Говорят, что такого явления, как домашняя кошка, не существует. Это правда. В особенности если говорить о самках. Чем бы вы их ни кормили, они все равно охотятся. Когда они приносят вам свою добычу, это не подарок. Это урок. Они пытаются учить вас, как своих котят. А когда они трутся о ваши ноги, это не любовь — они оставляют на вас свой запах, чтобы пометить вас как часть своей территории. Мир кошек полон территорий, друзей и врагов, безопасных дорог и опасных дорог. Схем.
Не знаю, почему я стал звать ее Сарой. Или почему она так хорошо ко мне относилась. Иногда она ходила за мной по всей квартире и шла за мной, когда я выходил погулять или что-то купить. По ночам она обычно сворачивалась клубком у меня в ногах. Я привык к ее молчаливости и к тому, как осторожно она двигалась. Без нее я чувствовал себя — нет, не одиноко, я всегда чувствую себя одиноко, а так, будто какой-то части меня не хватает. Мама была рада, что я кормлю Сару. У нее хватало других проблем.
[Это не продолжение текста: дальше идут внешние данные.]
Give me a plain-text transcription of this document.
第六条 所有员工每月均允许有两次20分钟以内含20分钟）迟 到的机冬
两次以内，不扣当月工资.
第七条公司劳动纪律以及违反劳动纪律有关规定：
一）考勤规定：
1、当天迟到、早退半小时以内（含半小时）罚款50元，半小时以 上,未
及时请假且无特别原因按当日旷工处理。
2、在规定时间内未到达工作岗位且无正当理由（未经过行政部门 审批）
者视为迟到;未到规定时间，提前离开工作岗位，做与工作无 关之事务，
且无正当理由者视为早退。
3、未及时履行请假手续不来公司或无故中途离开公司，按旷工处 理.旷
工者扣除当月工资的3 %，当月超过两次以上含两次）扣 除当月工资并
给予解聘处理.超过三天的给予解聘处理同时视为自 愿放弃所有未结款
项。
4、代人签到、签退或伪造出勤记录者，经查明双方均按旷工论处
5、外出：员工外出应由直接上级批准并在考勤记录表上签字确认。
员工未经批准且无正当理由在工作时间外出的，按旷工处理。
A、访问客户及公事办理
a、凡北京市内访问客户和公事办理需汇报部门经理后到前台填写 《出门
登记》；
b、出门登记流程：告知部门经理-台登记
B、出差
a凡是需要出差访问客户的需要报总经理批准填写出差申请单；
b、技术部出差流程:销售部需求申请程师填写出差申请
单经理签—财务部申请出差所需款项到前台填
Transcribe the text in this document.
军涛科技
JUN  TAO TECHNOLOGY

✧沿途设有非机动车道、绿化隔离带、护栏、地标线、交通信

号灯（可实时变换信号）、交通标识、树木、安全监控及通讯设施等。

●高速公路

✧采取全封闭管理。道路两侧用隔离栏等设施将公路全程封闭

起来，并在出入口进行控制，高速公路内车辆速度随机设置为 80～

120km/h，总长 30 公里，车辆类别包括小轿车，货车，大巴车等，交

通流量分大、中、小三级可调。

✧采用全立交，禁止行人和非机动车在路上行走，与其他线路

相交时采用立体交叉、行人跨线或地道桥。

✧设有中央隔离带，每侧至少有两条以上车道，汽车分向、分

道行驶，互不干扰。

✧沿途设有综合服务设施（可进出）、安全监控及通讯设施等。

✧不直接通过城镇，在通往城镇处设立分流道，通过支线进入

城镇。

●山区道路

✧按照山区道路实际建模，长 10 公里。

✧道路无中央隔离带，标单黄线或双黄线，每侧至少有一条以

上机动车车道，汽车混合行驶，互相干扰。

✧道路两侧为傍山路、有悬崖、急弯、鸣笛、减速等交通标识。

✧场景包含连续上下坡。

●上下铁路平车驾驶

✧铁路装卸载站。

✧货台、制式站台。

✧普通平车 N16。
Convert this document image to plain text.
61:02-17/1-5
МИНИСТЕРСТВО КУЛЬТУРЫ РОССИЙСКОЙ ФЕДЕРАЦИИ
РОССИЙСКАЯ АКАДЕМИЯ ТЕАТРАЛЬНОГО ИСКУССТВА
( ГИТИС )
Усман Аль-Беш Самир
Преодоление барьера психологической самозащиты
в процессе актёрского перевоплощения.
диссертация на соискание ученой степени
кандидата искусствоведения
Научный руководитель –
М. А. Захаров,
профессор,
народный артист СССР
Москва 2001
Мужчины приходили и уходили, как и раньше, только теперь посреди ночи раздавались крики и звуки ударов. Иногда в прихожей оказывалась кровь. Некоторые из них защищались — ее дважды госпитализировали. Я накрывал голову подушкой и лежал так, а Сара свертывалась калачиком на другой стороне кушетки, как маленький ангел-хранитель. Должно быть, мама прослыла сумасшедшей, поскольку мужчины приходили все реже и реже.
Прошли годы, но ничего не изменилось. Просто жить дальше казалось достаточным для обоих из нас. Но это было не так. Иногда легче быть жертвой, чем свидетелем.
После того как я пошел в среднюю школу в Варли, я редко бывал в квартире. Я часто ездил в Бирмингем и просто слонялся по городу, глазея на витрины или бродя по музыкальным и видеомагазинам, имея в кармане денег только на баночку коки. По вечерам было лучше, я мог брать с собой Сару — если не ехать на автобусе — и навещать друзей или бродить по центру города, наблюдая за людьми. Это было немного похоже на кабельное телевидение: сколько угодно разных лиц и разных голосов. Заводить друзей вне школы было трудно. Мой возраст отпугивал многих и привлекал тех, кто мне не нравился. Но я был быстрым и хорошо прятался. Я не знал, чего ищу. В голове был некий образ большой семьи, людей, которым было хорошо друг с другом и больше нигде.